「専門型」裁量労働制とは?
専門型裁量労働制とは,仕事の性質ややり方上その従業員の方の裁量に大きくゆだねる点があるために,その方に仕事のやり方や時間配分の決定などについて会社が指示するのが困難である仕事(業務)に適用されるものです。どういった仕事(業務)が当てはまるかは法令で定められています。こうした仕事(業務)にあてはまる場合に,一定の条件のもとに実際の勤務時間にかかわらず一定の時間勤務したものとして扱うというのが,この制度になります。
法令上は,①新商品や技術の開発研究などの業務②情報処理システムの分析や設計③新聞・出版の記事の取材編集,放送番組制作のための取材編集④衣服や室内装飾・工業製品。広告などのデザイン考案④放送番組・映画などのプロデユーサー等⑥「厚生労働大臣の指定する」業務,が挙げられています。
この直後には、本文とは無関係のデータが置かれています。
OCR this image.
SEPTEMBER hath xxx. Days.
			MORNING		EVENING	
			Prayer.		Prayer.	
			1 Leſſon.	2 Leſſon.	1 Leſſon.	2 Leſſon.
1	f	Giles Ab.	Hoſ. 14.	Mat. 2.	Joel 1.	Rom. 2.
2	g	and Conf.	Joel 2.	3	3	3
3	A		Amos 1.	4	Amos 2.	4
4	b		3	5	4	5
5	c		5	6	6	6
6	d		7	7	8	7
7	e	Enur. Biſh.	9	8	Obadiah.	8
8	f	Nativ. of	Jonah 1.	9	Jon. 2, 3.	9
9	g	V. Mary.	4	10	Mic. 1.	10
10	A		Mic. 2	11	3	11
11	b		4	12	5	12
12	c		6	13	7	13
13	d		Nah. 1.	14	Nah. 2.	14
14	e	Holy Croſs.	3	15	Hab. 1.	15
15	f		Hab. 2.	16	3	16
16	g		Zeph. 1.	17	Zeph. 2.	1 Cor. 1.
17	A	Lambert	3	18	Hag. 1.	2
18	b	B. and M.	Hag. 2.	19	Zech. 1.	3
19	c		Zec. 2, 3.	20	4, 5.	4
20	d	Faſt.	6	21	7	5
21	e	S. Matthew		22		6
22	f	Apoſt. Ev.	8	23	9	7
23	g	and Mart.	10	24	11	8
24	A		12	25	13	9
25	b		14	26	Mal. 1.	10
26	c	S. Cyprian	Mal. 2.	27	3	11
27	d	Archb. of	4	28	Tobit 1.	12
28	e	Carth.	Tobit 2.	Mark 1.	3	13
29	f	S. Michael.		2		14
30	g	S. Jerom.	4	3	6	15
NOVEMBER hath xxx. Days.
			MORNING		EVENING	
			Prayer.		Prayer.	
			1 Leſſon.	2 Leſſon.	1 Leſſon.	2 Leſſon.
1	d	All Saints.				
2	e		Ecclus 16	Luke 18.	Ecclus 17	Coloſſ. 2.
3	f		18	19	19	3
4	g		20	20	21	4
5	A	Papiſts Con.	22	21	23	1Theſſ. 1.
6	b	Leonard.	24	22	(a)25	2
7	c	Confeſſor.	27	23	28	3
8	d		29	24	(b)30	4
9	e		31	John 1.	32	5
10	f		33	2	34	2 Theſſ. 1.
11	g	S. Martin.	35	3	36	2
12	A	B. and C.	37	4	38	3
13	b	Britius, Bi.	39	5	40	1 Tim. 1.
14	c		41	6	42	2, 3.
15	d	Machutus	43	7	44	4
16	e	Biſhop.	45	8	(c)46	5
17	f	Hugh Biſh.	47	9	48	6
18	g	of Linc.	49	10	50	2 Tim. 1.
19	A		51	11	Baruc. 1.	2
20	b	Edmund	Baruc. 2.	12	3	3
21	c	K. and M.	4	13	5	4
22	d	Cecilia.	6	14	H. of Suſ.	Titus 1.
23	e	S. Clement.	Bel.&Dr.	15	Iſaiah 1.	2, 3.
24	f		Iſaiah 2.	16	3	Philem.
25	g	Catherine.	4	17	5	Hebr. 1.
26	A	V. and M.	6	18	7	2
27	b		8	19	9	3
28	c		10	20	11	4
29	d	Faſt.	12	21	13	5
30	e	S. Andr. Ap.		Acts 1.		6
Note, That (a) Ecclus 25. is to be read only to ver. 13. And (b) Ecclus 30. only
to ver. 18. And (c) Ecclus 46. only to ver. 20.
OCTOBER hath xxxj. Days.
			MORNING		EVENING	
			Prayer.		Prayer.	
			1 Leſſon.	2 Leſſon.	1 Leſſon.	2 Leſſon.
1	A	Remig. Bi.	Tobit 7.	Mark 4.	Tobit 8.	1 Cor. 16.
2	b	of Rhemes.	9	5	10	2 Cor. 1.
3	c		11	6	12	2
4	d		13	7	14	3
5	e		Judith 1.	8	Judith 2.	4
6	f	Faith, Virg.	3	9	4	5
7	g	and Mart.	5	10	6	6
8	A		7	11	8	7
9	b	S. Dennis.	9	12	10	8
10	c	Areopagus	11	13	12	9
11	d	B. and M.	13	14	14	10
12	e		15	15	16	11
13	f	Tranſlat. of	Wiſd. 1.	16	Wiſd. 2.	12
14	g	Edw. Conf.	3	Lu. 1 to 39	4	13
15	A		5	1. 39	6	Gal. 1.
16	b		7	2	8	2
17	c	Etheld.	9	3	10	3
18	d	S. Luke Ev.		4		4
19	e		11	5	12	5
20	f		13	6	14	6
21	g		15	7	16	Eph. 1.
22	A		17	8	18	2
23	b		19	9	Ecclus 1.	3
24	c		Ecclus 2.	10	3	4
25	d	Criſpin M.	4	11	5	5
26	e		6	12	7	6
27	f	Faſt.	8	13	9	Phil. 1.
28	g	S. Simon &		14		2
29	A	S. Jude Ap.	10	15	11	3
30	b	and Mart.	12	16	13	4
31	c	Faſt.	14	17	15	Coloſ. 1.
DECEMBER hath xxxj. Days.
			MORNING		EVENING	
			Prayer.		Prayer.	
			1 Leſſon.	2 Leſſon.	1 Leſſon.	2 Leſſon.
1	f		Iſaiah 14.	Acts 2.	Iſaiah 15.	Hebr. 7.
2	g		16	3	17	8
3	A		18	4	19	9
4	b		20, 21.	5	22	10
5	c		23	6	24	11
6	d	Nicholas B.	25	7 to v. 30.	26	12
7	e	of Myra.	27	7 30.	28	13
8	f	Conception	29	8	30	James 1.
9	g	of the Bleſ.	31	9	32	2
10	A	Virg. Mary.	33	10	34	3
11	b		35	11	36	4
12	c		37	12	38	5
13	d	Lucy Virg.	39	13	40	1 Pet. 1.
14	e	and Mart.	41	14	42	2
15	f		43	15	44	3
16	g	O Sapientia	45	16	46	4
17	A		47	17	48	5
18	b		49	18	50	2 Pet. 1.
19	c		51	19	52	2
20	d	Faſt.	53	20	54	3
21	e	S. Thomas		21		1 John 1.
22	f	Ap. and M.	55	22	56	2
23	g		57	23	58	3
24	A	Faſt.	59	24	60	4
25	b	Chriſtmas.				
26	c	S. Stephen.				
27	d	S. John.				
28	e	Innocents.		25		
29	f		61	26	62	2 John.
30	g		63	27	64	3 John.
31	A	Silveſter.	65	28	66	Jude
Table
⑥については,士業(弁護士や税理士等)・大学教授・証券アナリスト・コピーライター・ソフトウェア開発等が該当します。
実際の導入には,法律で定められた手続きをとる必要がありますが,どの業務が対象になるのかなどの点を事業場ごと(会社ごとではありません)に労使協定を作り,その事業場ごとの労働基準監督署長に届け出る必要があります。
実際に適用対象かどうかが問題になったケース
これまでいくつかのケースで,この制度の適用対象になるのかどうか・この制度を定めるうえでの手続き条件を満たしているのかどうかが問題になったものはいくつかあります。
比較的最近のケースでは,絵画制作等を営んでいた個人事業主の方に雇用されていた方が,残業代その他の請求をしたものです。争点は多くありますが,専門型裁量労働制の適用があれば,実際の勤務時間がどこまで長くても(実際には短くても)一定時間働いたものとみなされる(つまり,残業があっても残業代は出ない・勤務時間が少なくても目いっぱい給料の支払い義務がある)ことになります。このケースでは,対象となった方が,法令で定められた上記の④衣服や室内装飾・工業製品。広告などのデザイン考案,を行うかどうか・そもそも法令で要求された手続き条件を満たすかどうかが問題になりました。
結論から言えば,手続き条件を満たしていないということで,請求が一部認められています。これは,実際の勤務時間に応じて残業があれば残業代が生じるという形になります。
これまで,こうした手続き上の問題のほかに,似たような争いについて,先ほどうえで挙げた①から⑥の中に該当となった業務が含まれるのかどうか問題になったものはいくつかあります。仮に導入を考えていくのであれば,手続き上の問題のほかに,こうした実際に業務が該当するのかどうか問題になったケースをよく検討していく必要があるでしょう。